Hospitality: The Bohemian Catholic’s Benedict Option

Hospitality can be a huge struggle when you’re trying to shape an environment. We want to be welcoming, but we also want to keep our homes safe-havens for ourselves and our children. We want to be open to strangers in need, but without being ignorant of the risks involved.

Hospitality is essential. As Christians, and particularly as Christians seeking to imitate St. Benedict, we are required to live out a radical welcome towards Christ-in-the-stranger. But it can leave us feeling that we’re walking a delicate path.


Sometimes, we feel that we can’t seafely offer hospitality. How do we welcome the stranger as Christ when he comes with threatening ideas or problematic intentions? I think the solution lies in rootedness.

My primary goal in offering hospitality is to have a place that is so entirely itself, it can fearlessly welcome all others to find themselves in it.

But what does that even mean?

Think of a monastery. A place of absolute purpose and beauty, and often a place of unquestioning welcome and refuge. Benedictine monasteries especially have been known for centuries as centers of hospitality. The monks are free to welcome anyone, because their monastery stands unequivocally for something more essential.

It is a place consecrated to its purpose and cannot be swayed.

What about my little domestic monastery. Do we have the interior structure to offer hospitality to all? I hope so! We’re working on it.


Maybe that’s what all the Abbots think with they throw open their doors to the Stranger. But here, I can see the areas in which we need to grow; the ways in which we need to re-acquaint ourselves with our purpose.

Consistent Prayer: while we try to build into our day regular times for morning, evening, and mealtime prayer; our prayer life beyond those times is fragmented and inconsistent. We often say a family rosary, we occasionally gather for the Angelus. It is lacking a sense of ritual and so it isn’t quiet infused into the soul of our home.

Fasting and Feasting: I feel the lack of my devotion to fasting. I feel it and I know that above all else, this needs to be improved in me, and through me, to our whole family. I am the primary meal-maker, it would be easy to build into our weeks, months, and season a habit of fasting and feasting merely by planning meals with care. And yet I rarely do. Our table lacks the steadiness and certainty it ought to have, which lends a sense of instability to the home itself.

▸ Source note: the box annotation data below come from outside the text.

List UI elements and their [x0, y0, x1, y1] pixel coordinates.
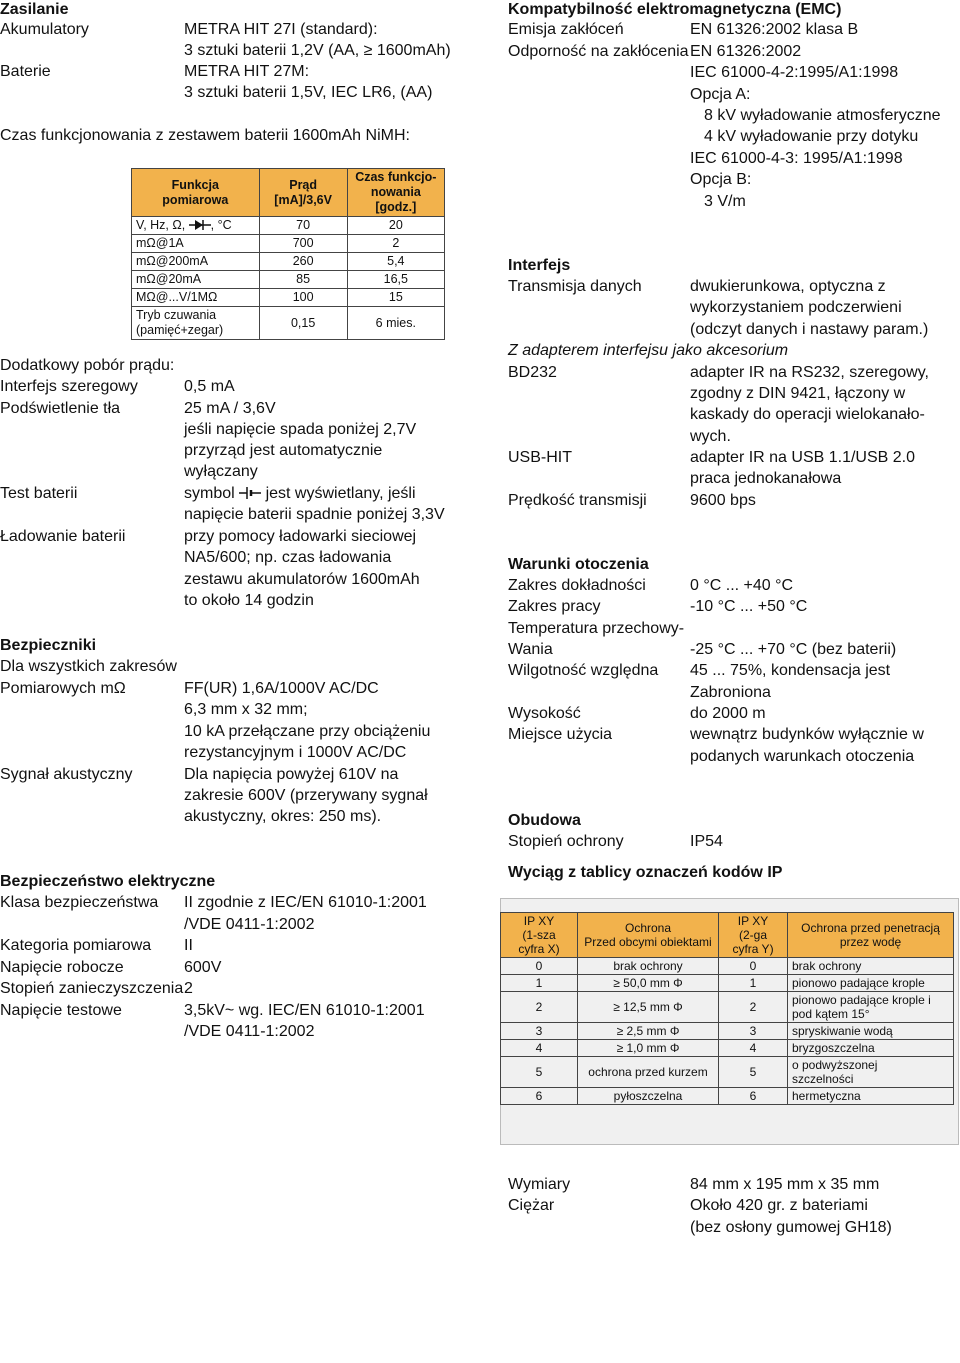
- section-title-obudowa: Obudowa: [508, 812, 581, 829]
- podswietlenie-note: przyrząd jest automatycznie: [184, 442, 383, 459]
- power-current: 100: [259, 289, 347, 307]
- water-line: o podwyższonej: [792, 1058, 878, 1072]
- ciezar-label: Ciężar: [508, 1197, 555, 1214]
- power-table: [131, 168, 445, 340]
- ip-y: 2: [719, 992, 788, 1023]
- odpornosc-value: EN 61326:2002: [690, 43, 802, 60]
- czas-funkcjonowania-label: Czas funkcjonowania z zestawem baterii 1600mAh NiMH:: [0, 127, 410, 144]
- ip-x: 3: [501, 1023, 578, 1040]
- emisja-label: Emisja zakłóceń: [508, 21, 624, 38]
- ip-header-water: [788, 913, 954, 958]
- bd232-value: zgodny z DIN 9421, łączony w: [690, 385, 906, 402]
- ip-water: [788, 1057, 954, 1088]
- ladowanie-value: zestawu akumulatorów 1600mAh: [184, 571, 420, 588]
- table-row: [501, 1088, 954, 1105]
- ip-protection: ≥ 50,0 mm Φ: [578, 975, 719, 992]
- table-row: [132, 253, 445, 271]
- baterie-value-2: 3 sztuki baterii 1,5V, IEC LR6, (AA): [184, 84, 433, 101]
- section-title-emc: Kompatybilność elektromagnetyczna (EMC): [508, 1, 842, 18]
- ip-water: hermetyczna: [788, 1088, 954, 1105]
- warunki-value: 0 °C ... +40 °C: [690, 577, 794, 594]
- test-baterii-value-2: napięcie baterii spadnie poniżej 3,3V: [184, 506, 445, 523]
- table-row: [501, 1023, 954, 1040]
- header-line: [mA]/3,6V: [274, 192, 332, 207]
- table-row: [501, 1057, 954, 1088]
- klasa-value-2: /VDE 0411-1:2002: [184, 916, 315, 933]
- bd232-label: BD232: [508, 364, 557, 381]
- table-row: [501, 1040, 954, 1057]
- akumulatory-label: Akumulatory: [0, 21, 89, 38]
- header-line: Funkcja: [171, 177, 219, 192]
- header-line: pomiarowa: [162, 192, 229, 207]
- warunki-label: Zakres pracy: [508, 598, 601, 615]
- ip-x: 5: [501, 1057, 578, 1088]
- warunki-label: Wysokość: [508, 705, 581, 722]
- header-line: Prąd: [289, 177, 318, 192]
- adapter-title: Z adapterem interfejsu jako akcesorium: [508, 342, 789, 359]
- power-function: MΩ@...V/1MΩ: [132, 289, 260, 307]
- ip-water: [788, 992, 954, 1023]
- section-title-bezpieczniki: Bezpieczniki: [0, 637, 97, 654]
- warunki-value: -25 °C ... +70 °C (bez baterii): [690, 641, 897, 658]
- emc-line: IEC 61000-4-2:1995/A1:1998: [690, 64, 899, 81]
- interfejs-szeregowy-value: 0,5 mA: [184, 378, 235, 395]
- power-time: 6 mies.: [347, 307, 444, 340]
- emc-line: Opcja B:: [690, 171, 752, 188]
- test-baterii-label: Test baterii: [0, 485, 78, 502]
- usb-value: praca jednokanałowa: [690, 470, 842, 487]
- ip-water: pionowo padające krople: [788, 975, 954, 992]
- diode-icon: [189, 219, 211, 231]
- pomiarowych-value: FF(UR) 1,6A/1000V AC/DC: [184, 680, 379, 697]
- warunki-label: Zakres dokładności: [508, 577, 646, 594]
- pomiarowych-value: 6,3 mm x 32 mm;: [184, 701, 308, 718]
- ip-protection: ≥ 2,5 mm Φ: [578, 1023, 719, 1040]
- stopien-zanieczyszczenia-label: Stopień zanieczyszczenia: [0, 980, 184, 997]
- func-text: V, Hz, Ω,: [136, 218, 189, 232]
- ip-x: 1: [501, 975, 578, 992]
- power-time: 15: [347, 289, 444, 307]
- transmisja-value: (odczyt danych i nastawy param.): [690, 321, 929, 338]
- warunki-label: Wania: [508, 641, 553, 658]
- test-text: symbol: [184, 485, 240, 502]
- ip-water: spryskiwanie wodą: [788, 1023, 954, 1040]
- transmisja-value: wykorzystaniem podczerwieni: [690, 299, 902, 316]
- header-line: Ochrona przed penetracją: [801, 921, 940, 935]
- warunki-label: Wilgotność względna: [508, 662, 659, 679]
- power-table-header-function: [132, 169, 260, 217]
- kategoria-label: Kategoria pomiarowa: [0, 937, 152, 954]
- test-text: jest wyświetlany, jeśli: [261, 485, 416, 502]
- napiecie-testowe-value-2: /VDE 0411-1:2002: [184, 1023, 315, 1040]
- warunki-label: Temperatura przechowy-: [508, 620, 685, 637]
- table-row: [501, 992, 954, 1023]
- ciezar-value-2: (bez osłony gumowej GH18): [690, 1219, 892, 1236]
- water-line: pionowo padające krople i: [792, 993, 931, 1007]
- table-row: [132, 307, 445, 340]
- warunki-value: Zabroniona: [690, 684, 771, 701]
- pomiarowych-label: Pomiarowych mΩ: [0, 680, 126, 697]
- odpornosc-label: Odporność na zakłócenia: [508, 43, 689, 60]
- ip-table: [500, 912, 954, 1105]
- header-line: (2-ga: [738, 928, 767, 942]
- interfejs-szeregowy-label: Interfejs szeregowy: [0, 378, 138, 395]
- power-time: 5,4: [347, 253, 444, 271]
- transmisja-value: dwukierunkowa, optyczna z: [690, 278, 886, 295]
- dodatkowy-title: Dodatkowy pobór prądu:: [0, 357, 175, 374]
- napiecie-robocze-label: Napięcie robocze: [0, 959, 124, 976]
- stopien-ochrony-value: IP54: [690, 833, 723, 850]
- predkosc-label: Prędkość transmisji: [508, 492, 647, 509]
- akumulatory-value: METRA HIT 27I (standard):: [184, 21, 378, 38]
- warunki-value: podanych warunkach otoczenia: [690, 748, 915, 765]
- usb-label: USB-HIT: [508, 449, 572, 466]
- header-line: nowania [godz.]: [370, 185, 421, 214]
- ip-header-y: [719, 913, 788, 958]
- warunki-value: -10 °C ... +50 °C: [690, 598, 808, 615]
- ip-y: 5: [719, 1057, 788, 1088]
- transmisja-label: Transmisja danych: [508, 278, 642, 295]
- ip-protection: ≥ 12,5 mm Φ: [578, 992, 719, 1023]
- emisja-value: EN 61326:2002 klasa B: [690, 21, 859, 38]
- ciezar-value: Około 420 gr. z bateriami: [690, 1197, 868, 1214]
- table-row: [132, 217, 445, 235]
- bezpieczniki-sub: Dla wszystkich zakresów: [0, 658, 177, 675]
- ip-water: brak ochrony: [788, 958, 954, 975]
- sygnal-value: Dla napięcia powyżej 610V na: [184, 766, 399, 783]
- podswietlenie-note: jeśli napięcie spada poniżej 2,7V: [184, 421, 417, 438]
- header-line: IP XY: [523, 914, 555, 928]
- ip-protection: ochrona przed kurzem: [578, 1057, 719, 1088]
- ip-y: 6: [719, 1088, 788, 1105]
- ladowanie-value: to około 14 godzin: [184, 592, 314, 609]
- warunki-value: 45 ... 75%, kondensacja jest: [690, 662, 891, 679]
- header-line: przez wodę: [839, 935, 902, 949]
- test-baterii-value: [184, 484, 416, 503]
- warunki-label: Miejsce użycia: [508, 726, 613, 743]
- battery-icon: [239, 486, 261, 500]
- podswietlenie-value: 25 mA / 3,6V: [184, 400, 276, 417]
- wymiary-label: Wymiary: [508, 1176, 571, 1193]
- power-time: 20: [347, 217, 444, 235]
- water-line: pod kątem 15°: [792, 1007, 870, 1021]
- podswietlenie-note: wyłączany: [184, 463, 258, 480]
- baterie-value: METRA HIT 27M:: [184, 63, 310, 80]
- emc-line: 8 kV wyładowanie atmosferyczne: [704, 107, 941, 124]
- stopien-zanieczyszczenia-value: 2: [184, 980, 193, 997]
- bd232-value: kaskady do operacji wielokanało-: [690, 406, 925, 423]
- pomiarowych-value: 10 kA przełączane przy obciążeniu: [184, 723, 431, 740]
- napiecie-robocze-value: 600V: [184, 959, 222, 976]
- pomiarowych-value: rezystancyjnym i 1000V AC/DC: [184, 744, 407, 761]
- ip-protection: pyłoszczelna: [578, 1088, 719, 1105]
- power-time: 16,5: [347, 271, 444, 289]
- warunki-value: wewnątrz budynków wyłącznie w: [690, 726, 924, 743]
- table-row: [132, 235, 445, 253]
- wymiary-value: 84 mm x 195 mm x 35 mm: [690, 1176, 880, 1193]
- power-current: 0,15: [259, 307, 347, 340]
- power-current: 700: [259, 235, 347, 253]
- power-time: 2: [347, 235, 444, 253]
- section-title-ip-table: Wyciąg z tablicy oznaczeń kodów IP: [508, 864, 783, 881]
- ip-x: 0: [501, 958, 578, 975]
- header-line: cyfra X): [518, 942, 560, 956]
- emc-line: Opcja A:: [690, 86, 751, 103]
- emc-line: 3 V/m: [704, 193, 746, 210]
- power-current: 85: [259, 271, 347, 289]
- ip-y: 3: [719, 1023, 788, 1040]
- ip-protection: ≥ 1,0 mm Φ: [578, 1040, 719, 1057]
- ladowanie-value: przy pomocy ładowarki sieciowej: [184, 528, 417, 545]
- ip-y: 0: [719, 958, 788, 975]
- table-row: [501, 975, 954, 992]
- sygnal-value: akustyczny, okres: 250 ms).: [184, 808, 382, 825]
- header-line: IP XY: [737, 914, 769, 928]
- power-function: mΩ@200mA: [132, 253, 260, 271]
- napiecie-testowe-label: Napięcie testowe: [0, 1002, 122, 1019]
- power-function: mΩ@20mA: [132, 271, 260, 289]
- ip-x: 4: [501, 1040, 578, 1057]
- predkosc-value: 9600 bps: [690, 492, 756, 509]
- emc-line: IEC 61000-4-3: 1995/A1:1998: [690, 150, 903, 167]
- ip-y: 4: [719, 1040, 788, 1057]
- warunki-value: do 2000 m: [690, 705, 766, 722]
- kategoria-value: II: [184, 937, 193, 954]
- power-table-header-time: [347, 169, 444, 217]
- ip-table-header: [501, 913, 954, 958]
- usb-value: adapter IR na USB 1.1/USB 2.0: [690, 449, 916, 466]
- stopien-ochrony-label: Stopień ochrony: [508, 833, 624, 850]
- emc-line: 4 kV wyładowanie przy dotyku: [704, 128, 919, 145]
- ip-water: bryzgoszczelna: [788, 1040, 954, 1057]
- klasa-label: Klasa bezpieczeństwa: [0, 894, 159, 911]
- sygnal-label: Sygnał akustyczny: [0, 766, 133, 783]
- header-line: Czas funkcjo-: [355, 170, 437, 184]
- section-title-zasilanie: Zasilanie: [0, 1, 69, 18]
- baterie-label: Baterie: [0, 63, 51, 80]
- sygnal-value: zakresie 600V (przerywany sygnał: [184, 787, 428, 804]
- table-row: [132, 289, 445, 307]
- func-line: (pamięć+zegar): [136, 323, 224, 337]
- header-line: (1-sza: [522, 928, 556, 942]
- podswietlenie-label: Podświetlenie tła: [0, 400, 121, 417]
- ip-x: 6: [501, 1088, 578, 1105]
- power-function: mΩ@1A: [132, 235, 260, 253]
- ip-header-protection: [578, 913, 719, 958]
- ip-y: 1: [719, 975, 788, 992]
- ip-x: 2: [501, 992, 578, 1023]
- power-function: [132, 217, 260, 235]
- akumulatory-value-2: 3 sztuki baterii 1,2V (AA, ≥ 1600mAh): [184, 42, 451, 59]
- power-current: 260: [259, 253, 347, 271]
- table-row: [132, 271, 445, 289]
- ladowanie-value: NA5/600; np. czas ładowania: [184, 549, 392, 566]
- water-line: szczelności: [792, 1072, 854, 1086]
- header-line: cyfra Y): [732, 942, 774, 956]
- section-title-warunki: Warunki otoczenia: [508, 556, 649, 573]
- power-function: [132, 307, 260, 340]
- section-title-bezpieczenstwo: Bezpieczeństwo elektryczne: [0, 873, 216, 890]
- bd232-value: adapter IR na RS232, szeregowy,: [690, 364, 929, 381]
- ip-protection: brak ochrony: [578, 958, 719, 975]
- table-row: [501, 958, 954, 975]
- section-title-interfejs: Interfejs: [508, 257, 571, 274]
- func-line: Tryb czuwania: [136, 308, 217, 322]
- klasa-value: II zgodnie z IEC/EN 61010-1:2001: [184, 894, 427, 911]
- power-table-header-current: [259, 169, 347, 217]
- ladowanie-label: Ładowanie baterii: [0, 528, 126, 545]
- header-line: Ochrona: [624, 921, 672, 935]
- napiecie-testowe-value: 3,5kV~ wg. IEC/EN 61010-1:2001: [184, 1002, 425, 1019]
- func-text: , °C: [210, 218, 232, 232]
- bd232-value: wych.: [690, 428, 731, 445]
- header-line: Przed obcymi obiektami: [584, 935, 712, 949]
- ip-header-x: [501, 913, 578, 958]
- power-current: 70: [259, 217, 347, 235]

Honesty: In Christ, we see the fullest model of loving honesty! He is entirely direct and open with all those people who long to ask him questions and discuss his answers. He is honest with charity and gentleness, which is harder than He makes it look! I’m often too concerned with feelings and impressions for true and loving honesty, I want people to feel affirmed and coddled more than I want to offer them a genuine intimacy. But a house fails at hospitality if it creates a false sense of unity for the sake of placating people. We treat our guests as less than whole beings if we coddle their feelings and neglect their hearts.

Silence: My house isn’t silent in the truest sense, and I certainly don’t want it to be. But interior silence depends less on whether the kids are playing “owls and coyotes’ than it does on the sense of peace that infuses the space itself. I feel as though our house is almost there sometimes. Sometimes, many times, actually we feel so very cozy with each other that our own human restlessness is stilled and we can simply love.


A home does not in any way have to be perfect in any or all of these areas to be a point of genuine hospitality. But knowing where we are on the path toward wholeness in these ways is helpful. It helps us prepare to greet any and all as Christ and offer a place at the table to Him.